Turno entonces para ese bis de tres canciones que comienza con un atronador “Creeping death” y en el que me sorprende ver una novedad respecto a la primera parte de esta gira, y es que en la conocida parte central en la que el público canta al unísono “Die, die, die…” salen a escena esos fans que están en los laterales del escenario para corear ese cántico al micrófono como si de un miembro más de la banda se tratara. No me quiero imaginar lo que se debe sentir saliendo a un escenario frente a 50.000 personas a corear esa parte en un micro. Se me revuelven las neuronas solo de escribirlo, solamente superado por la envidia que me provoca.
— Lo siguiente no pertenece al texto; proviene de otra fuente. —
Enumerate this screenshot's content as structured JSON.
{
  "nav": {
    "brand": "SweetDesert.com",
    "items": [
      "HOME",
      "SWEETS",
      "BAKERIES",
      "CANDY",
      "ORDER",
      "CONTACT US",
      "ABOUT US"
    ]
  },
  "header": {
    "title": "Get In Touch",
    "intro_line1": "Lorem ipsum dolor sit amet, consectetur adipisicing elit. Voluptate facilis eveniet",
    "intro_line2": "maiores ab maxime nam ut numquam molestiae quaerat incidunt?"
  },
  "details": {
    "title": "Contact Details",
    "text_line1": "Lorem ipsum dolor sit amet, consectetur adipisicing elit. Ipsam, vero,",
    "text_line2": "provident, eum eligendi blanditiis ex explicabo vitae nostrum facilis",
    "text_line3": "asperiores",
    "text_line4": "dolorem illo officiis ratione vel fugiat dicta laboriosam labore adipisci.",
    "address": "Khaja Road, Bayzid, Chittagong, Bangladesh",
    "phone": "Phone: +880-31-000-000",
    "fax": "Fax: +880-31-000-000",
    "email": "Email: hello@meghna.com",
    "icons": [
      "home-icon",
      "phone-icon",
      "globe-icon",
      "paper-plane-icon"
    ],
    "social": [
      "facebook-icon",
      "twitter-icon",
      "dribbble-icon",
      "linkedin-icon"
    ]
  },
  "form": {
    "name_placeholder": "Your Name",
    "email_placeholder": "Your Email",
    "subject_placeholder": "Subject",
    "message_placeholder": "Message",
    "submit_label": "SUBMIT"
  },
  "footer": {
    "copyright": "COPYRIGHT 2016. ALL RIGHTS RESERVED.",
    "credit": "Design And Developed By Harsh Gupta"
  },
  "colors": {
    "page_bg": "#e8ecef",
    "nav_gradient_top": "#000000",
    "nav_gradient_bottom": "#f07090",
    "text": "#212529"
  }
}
Llega el momento del voto del día, ese tema que puede ser elegido entre los tres que han quedado más cerca de entrar en el setlist final y en el que yo tenía la confianza absoluta de que la triunfadora iba a ser “Whiskey in the jar”, como por otra parte había comentado antes con la auténtica jefa y mandamás de Tremors y que esperábamos como celebración de su cumpleaños del día siguiente. Para sorpresa mía, teniendo en cuenta las experiencias previas y la dura competencia de un clásico como “The four horsemen”, la triunfadora fue finalmente “Fuel”, que tampoco es de extrañar dado que es un tema que en directo pone las pilas al más pintado. Final apoteósico con “Seek and destroy” y ovaciones y aplausos que se alargaron varios minutos hasta que la banda desapareció de escena rumbo a la siguiente cita.

Destacar una vez más el sonido atronador que han tenido. Si en algo invierten pasta es en satisfacer a la gente que acude a sus conciertos y poca queja podrá haber a nivel auditivo (por la potencia y la nitidez del audio) o visual (las enormes pantallas de vídeo que adornan el escenario tanto en los laterales como en la parte central que permiten la visión del concierto desde cualquier rincón). Dicen que hay tres versiones para toda historia: la mía, la tuya y la verdadera. Ni habrá sido tan tremebundo como a mí me ha parecido ni tan desastroso como los habitualeshaters desearán que lo haya sido. Dejaré que sean los compañeros de esta aventura romana los que os den su opinión y me refrenden o me contradigan, que para eso estamos. Yo solamente sé que he vuelto a presenciar una actuación soberbia, digna de la banda que la interpretaba y que se me hace difícil pensar en cómo se puede mejorar lo vivido hoy en el hipódromo de Capannelle. Por Metallica y por las otras tres bandas que han redondeado un cartel perfecto. Hablad ahora o callad para siempre. Cinco de diez, todavía me queda por gozar la mitad del pastel.